What the tunnels and underground complexes mean for a raid

The tunnel network and larger underground spaces on Blue Gate create clear shifts in tempo. Interior paths reduce sightlines and funnel movement, while exits can dump you back into wide, visible ground. The result is a loop of compression and release:

  • Interiors: predictable routes, more corners, stacked vertical corridors.
  • Exteriors: long sightlines, exposure to multiple angles, more weather impact.

Expect to alternate between those states frequently as you traverse from town clusters into the mountainside and back under it. Routes that dive into the tunnels can help you avoid attention topside; the tradeoff is fewer escape options once committed.


Conditions and time of day

Like the rest of the Rust Belt, Blue Gate runs under varying weather and different times of day. Special conditions can also roll on a given session, changing both the moment-to-moment gameplay and the rewards on offer. Those modifiers can push you to rethink pathing through the tunnels versus crossing open ridgelines, and they can affect how long you linger around a hotspot before moving on.

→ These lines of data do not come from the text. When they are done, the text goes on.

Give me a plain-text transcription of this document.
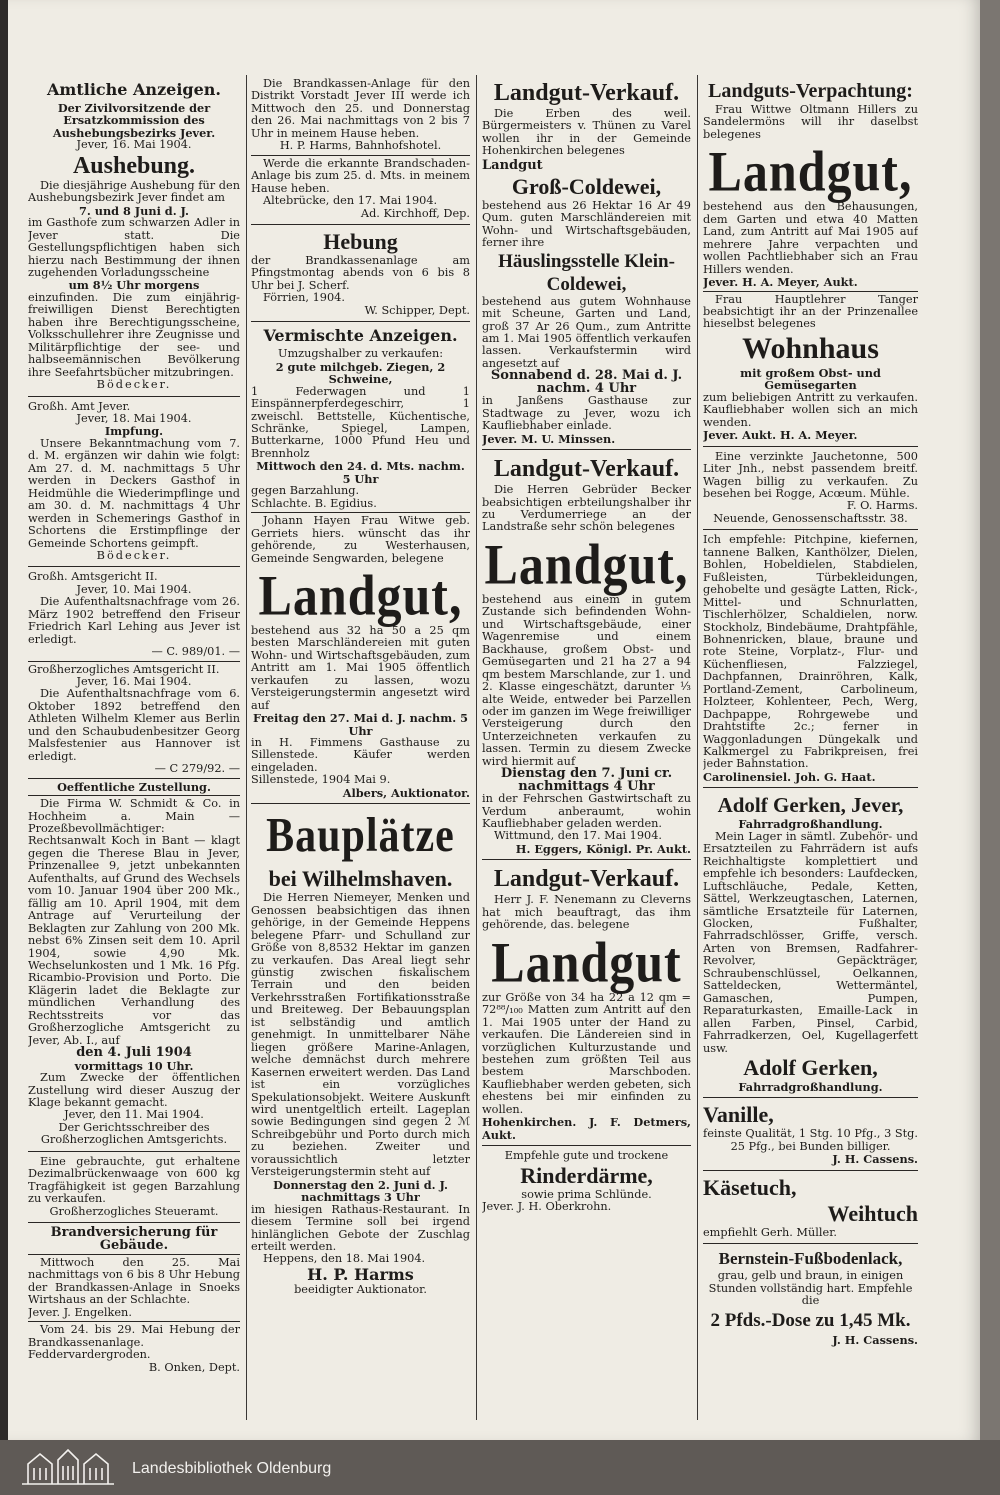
Amtliche Anzeigen.

Der Zivilvorsitzende der Ersatzkommission des Aushebungsbezirks Jever.

Jever, 16. Mai 1904.

Aushebung.

Die diesjährige Aushebung für den Aushebungsbezirk Jever findet am

7. und 8 Juni d. J.

im Gasthofe zum schwarzen Adler in Jever statt. Die Gestellungspflichtigen haben sich hierzu nach Bestimmung der ihnen zugehenden Vorladungsscheine

um 8½ Uhr morgens

einzufinden. Die zum einjährig-freiwilligen Dienst Berechtigten haben ihre Berechtigungsscheine, Volksschullehrer ihre Zeugnisse und Militärpflichtige der see- und halbseemännischen Bevölkerung ihre Seefahrtsbücher mitzubringen.

Bödecker.

Großh. Amt Jever.

Jever, 18. Mai 1904.

Impfung.

Unsere Bekanntmachung vom 7. d. M. ergänzen wir dahin wie folgt: Am 27. d. M. nachmittags 5 Uhr werden in Deckers Gasthof in Heidmühle die Wiederimpflinge und am 30. d. M. nachmittags 4 Uhr werden in Schemerings Gasthof in Schortens die Erstimpflinge der Gemeinde Schortens geimpft.

Bödecker.

Großh. Amtsgericht II.

Jever, 10. Mai 1904.

Die Aufenthaltsnachfrage vom 26. März 1902 betreffend den Friseur Friedrich Karl Lehing aus Jever ist erledigt.

— C. 989/01. —

Großherzogliches Amtsgericht II.

Jever, 16. Mai 1904.

Die Aufenthaltsnachfrage vom 6. Oktober 1892 betreffend den Athleten Wilhelm Klemer aus Berlin und den Schaubudenbesitzer Georg Malsfestenier aus Hannover ist erledigt.

— C 279/92. —

Oeffentliche Zustellung.

Die Firma W. Schmidt & Co. in Hochheim a. Main — Prozeßbevollmächtiger: Rechtsanwalt Koch in Bant — klagt gegen die Therese Blau in Jever, Prinzenallee 9, jetzt unbekannten Aufenthalts, auf Grund des Wechsels vom 10. Januar 1904 über 200 Mk., fällig am 10. April 1904, mit dem Antrage auf Verurteilung der Beklagten zur Zahlung von 200 Mk. nebst 6% Zinsen seit dem 10. April 1904, sowie 4,90 Mk. Wechselunkosten und 1 Mk. 16 Pfg. Ricambio-Provision und Porto. Die Klägerin ladet die Beklagte zur mündlichen Verhandlung des Rechtsstreits vor das Großherzogliche Amtsgericht zu Jever, Ab. I., auf

den 4. Juli 1904

vormittags 10 Uhr.

Zum Zwecke der öffentlichen Zustellung wird dieser Auszug der Klage bekannt gemacht.

Jever, den 11. Mai 1904.

Der Gerichtsschreiber des Großherzoglichen Amtsgerichts.

Eine gebrauchte, gut erhaltene Dezimalbrückenwaage von 600 kg Tragfähigkeit ist gegen Barzahlung zu verkaufen.

Großherzogliches Steueramt.

Brandversicherung für Gebäude.

Mittwoch den 25. Mai nachmittags von 6 bis 8 Uhr Hebung der Brandkassen-Anlage in Snoeks Wirtshaus an der Schlachte.

Jever. J. Engelken.

Vom 24. bis 29. Mai Hebung der Brandkassenanlage. Feddervardergroden.

B. Onken, Dept.

Die Brandkassen-Anlage für den Distrikt Vorstadt Jever III werde ich Mittwoch den 25. und Donnerstag den 26. Mai nachmittags von 2 bis 7 Uhr in meinem Hause heben.

H. P. Harms, Bahnhofshotel.

Werde die erkannte Brandschaden-Anlage bis zum 25. d. Mts. in meinem Hause heben.

Altebrücke, den 17. Mai 1904.

Ad. Kirchhoff, Dep.

Hebung

der Brandkassenanlage am Pfingstmontag abends von 6 bis 8 Uhr bei J. Scherf.

Förrien, 1904.

W. Schipper, Dept.

Vermischte Anzeigen.

Umzugshalber zu verkaufen:

2 gute milchgeb. Ziegen, 2 Schweine,

1 Federwagen und 1 Einspännerpferdegeschirr, 1 zweischl. Bettstelle, Küchentische, Schränke, Spiegel, Lampen, Butterkarne, 1000 Pfund Heu und Brennholz

Mittwoch den 24. d. Mts. nachm. 5 Uhr

gegen Barzahlung.

Schlachte. B. Egidius.

Johann Hayen Frau Witwe geb. Gerriets hiers. wünscht das ihr gehörende, zu Westerhausen, Gemeinde Sengwarden, belegene

Landgut,

bestehend aus 32 ha 50 a 25 qm besten Marschländereien mit guten Wohn- und Wirtschaftsgebäuden, zum Antritt am 1. Mai 1905 öffentlich verkaufen zu lassen, wozu Versteigerungstermin angesetzt wird auf

Freitag den 27. Mai d. J. nachm. 5 Uhr

in H. Fimmens Gasthause zu Sillenstede. Käufer werden eingeladen.

Sillenstede, 1904 Mai 9.

Albers, Auktionator.

Bauplätze
bei Wilhelmshaven.

Die Herren Niemeyer, Menken und Genossen beabsichtigen das ihnen gehörige, in der Gemeinde Heppens belegene Pfarr- und Schulland zur Größe von 8,8532 Hektar im ganzen zu verkaufen. Das Areal liegt sehr günstig zwischen fiskalischem Terrain und den beiden Verkehrsstraßen Fortifikationsstraße und Breiteweg. Der Bebauungsplan ist selbständig und amtlich genehmigt. In unmittelbarer Nähe liegen größere Marine-Anlagen, welche demnächst durch mehrere Kasernen erweitert werden. Das Land ist ein vorzügliches Spekulationsobjekt. Weitere Auskunft wird unentgeltlich erteilt. Lageplan sowie Bedingungen sind gegen 2 ℳ Schreibgebühr und Porto durch mich zu beziehen. Zweiter und voraussichtlich letzter Versteigerungstermin steht auf

Donnerstag den 2. Juni d. J. nachmittags 3 Uhr

im hiesigen Rathaus-Restaurant. In diesem Termine soll bei irgend hinlänglichen Gebote der Zuschlag erteilt werden.

Heppens, den 18. Mai 1904.

H. P. Harms

beeidigter Auktionator.

Landgut-Verkauf.

Die Erben des weil. Bürgermeisters v. Thünen zu Varel wollen ihr in der Gemeinde Hohenkirchen belegenes

Landgut

Groß-Coldewei,

bestehend aus 26 Hektar 16 Ar 49 Qum. guten Marschländereien mit Wohn- und Wirtschaftsgebäuden, ferner ihre

Häuslingsstelle Klein-Coldewei,

bestehend aus gutem Wohnhause mit Scheune, Garten und Land, groß 37 Ar 26 Qum., zum Antritte am 1. Mai 1905 öffentlich verkaufen lassen. Verkaufstermin wird angesetzt auf

Sonnabend d. 28. Mai d. J. nachm. 4 Uhr

in Janßens Gasthause zur Stadtwage zu Jever, wozu ich Kaufliebhaber einlade.

Jever. M. U. Minssen.

Landgut-Verkauf.

Die Herren Gebrüder Becker beabsichtigen erbteilungshalber ihr zu Verdumerriege an der Landstraße sehr schön belegenes

Landgut,

bestehend aus einem in gutem Zustande sich befindenden Wohn- und Wirtschaftsgebäude, einer Wagenremise und einem Backhause, großem Obst- und Gemüsegarten und 21 ha 27 a 94 qm bestem Marschlande, zur 1. und 2. Klasse eingeschätzt, darunter ⅓ alte Weide, entweder bei Parzellen oder im ganzen im Wege freiwilliger Versteigerung durch den Unterzeichneten verkaufen zu lassen. Termin zu diesem Zwecke wird hiermit auf

Dienstag den 7. Juni cr. nachmittags 4 Uhr

in der Fehrschen Gastwirtschaft zu Verdum anberaumt, wohin Kaufliebhaber geladen werden.

Wittmund, den 17. Mai 1904.

H. Eggers, Königl. Pr. Aukt.

Landgut-Verkauf.

Herr J. F. Nenemann zu Cleverns hat mich beauftragt, das ihm gehörende, das. belegene

Landgut

zur Größe von 34 ha 22 a 12 qm = 72⁸⁸/₁₀₀ Matten zum Antritt auf den 1. Mai 1905 unter der Hand zu verkaufen. Die Ländereien sind in vorzüglichen Kulturzustande und bestehen zum größten Teil aus bestem Marschboden. Kaufliebhaber werden gebeten, sich ehestens bei mir einfinden zu wollen.

Hohenkirchen. J. F. Detmers, Aukt.

Empfehle gute und trockene

Rinderdärme,

sowie prima Schlünde.

Jever. J. H. Oberkrohn.

Landguts-Verpachtung:

Frau Wittwe Oltmann Hillers zu Sandelermöns will ihr daselbst belegenes

Landgut,

bestehend aus den Behausungen, dem Garten und etwa 40 Matten Land, zum Antritt auf Mai 1905 auf mehrere Jahre verpachten und wollen Pachtliebhaber sich an Frau Hillers wenden.

Jever. H. A. Meyer, Aukt.

Frau Hauptlehrer Tanger beabsichtigt ihr an der Prinzenallee hieselbst belegenes

Wohnhaus

mit großem Obst- und Gemüsegarten

zum beliebigen Antritt zu verkaufen. Kaufliebhaber wollen sich an mich wenden.

Jever. Aukt. H. A. Meyer.

Eine verzinkte Jauchetonne, 500 Liter Jnh., nebst passendem breitf. Wagen billig zu verkaufen. Zu besehen bei Rogge, Acœum. Mühle.

F. O. Harms.

Neuende, Genossenschaftsstr. 38.

Ich empfehle: Pitchpine, kiefernen, tannene Balken, Kanthölzer, Dielen, Bohlen, Hobeldielen, Stabdielen, Fußleisten, Türbekleidungen, gehobelte und gesägte Latten, Rick-, Mittel- und Schnurlatten, Tischlerhölzer, Schaldielen, norw. Stockholz, Bindebäume, Drahtpfähle, Bohnenricken, blaue, braune und rote Steine, Vorplatz-, Flur- und Küchenfliesen, Falzziegel, Dachpfannen, Drainröhren, Kalk, Portland-Zement, Carbolineum, Holzteer, Kohlenteer, Pech, Werg, Dachpappe, Rohrgewebe und Drahtstifte 2c.; ferner in Waggonladungen Düngekalk und Kalkmergel zu Fabrikpreisen, frei jeder Bahnstation.

Carolinensiel. Joh. G. Haat.

Adolf Gerken, Jever,

Fahrradgroßhandlung.

Mein Lager in sämtl. Zubehör- und Ersatzteilen zu Fahrrädern ist aufs Reichhaltigste komplettiert und empfehle ich besonders: Laufdecken, Luftschläuche, Pedale, Ketten, Sättel, Werkzeugtaschen, Laternen, sämtliche Ersatzteile für Laternen, Glocken, Fußhalter, Fahrradschlösser, Griffe, versch. Arten von Bremsen, Radfahrer-Revolver, Gepäckträger, Schraubenschlüssel, Oelkannen, Satteldecken, Wettermäntel, Gamaschen, Pumpen, Reparaturkasten, Emaille-Lack in allen Farben, Pinsel, Carbid, Fahrradkerzen, Oel, Kugellagerfett usw.

Adolf Gerken,

Fahrradgroßhandlung.

Vanille,

feinste Qualität, 1 Stg. 10 Pfg., 3 Stg. 25 Pfg., bei Bunden billiger.

J. H. Cassens.

Käsetuch,
Weihtuch

empfiehlt Gerh. Müller.

Bernstein-Fußbodenlack,

grau, gelb und braun, in einigen Stunden vollständig hart. Empfehle die

2 Pfds.-Dose zu 1,45 Mk.

J. H. Cassens.

Landesbibliothek Oldenburg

Solo vs. squad on Blue Gate

Both approaches are viable across all locations. Going solo on Blue Gate gives you more freedom to thread smaller interior routes quietly; squads of up to three can share risk and carry more, but make more noise and are easier to spot in open mountain areas. Matchmaking prioritizes pairing similar team sizes, so the threats you face should roughly mirror your group structure.


What’s known (and not) about Stella Montis

Stella Montis is teased as a separate destination with details intentionally left unclear. The name shows up alongside Blue Gate in selection screens and pre-launch materials, but what it is and how you reach it is still undisclosed. Treat it as a future thread to pull once the community uncovers more.


Key takeaways for Blue Gate runs

  • Plan routes that use both layers. Tunnels can break line of sight; open mountain paths get you there faster but with more exposure.
  • Expect frequent transitions. Town blocks, valley crossings, and subterranean segments are tightly interleaved.
  • Watch the session conditions. Weather, time of day, and special modifiers change risk and payout, which can steer you underground or back into the open.
  • Pick a team size that matches your comfort with interior chokepoints versus open-area engagements; both are baked into Blue Gate’s layout.

Blue Gate’s promise is variety on a single map: the open, the dense, and the hidden. If you’re heading there for the first time, expect a lot of pivots—between light and dark, weather swings, and the constant choice of whether to drop into the tunnels or sprint across the ridge.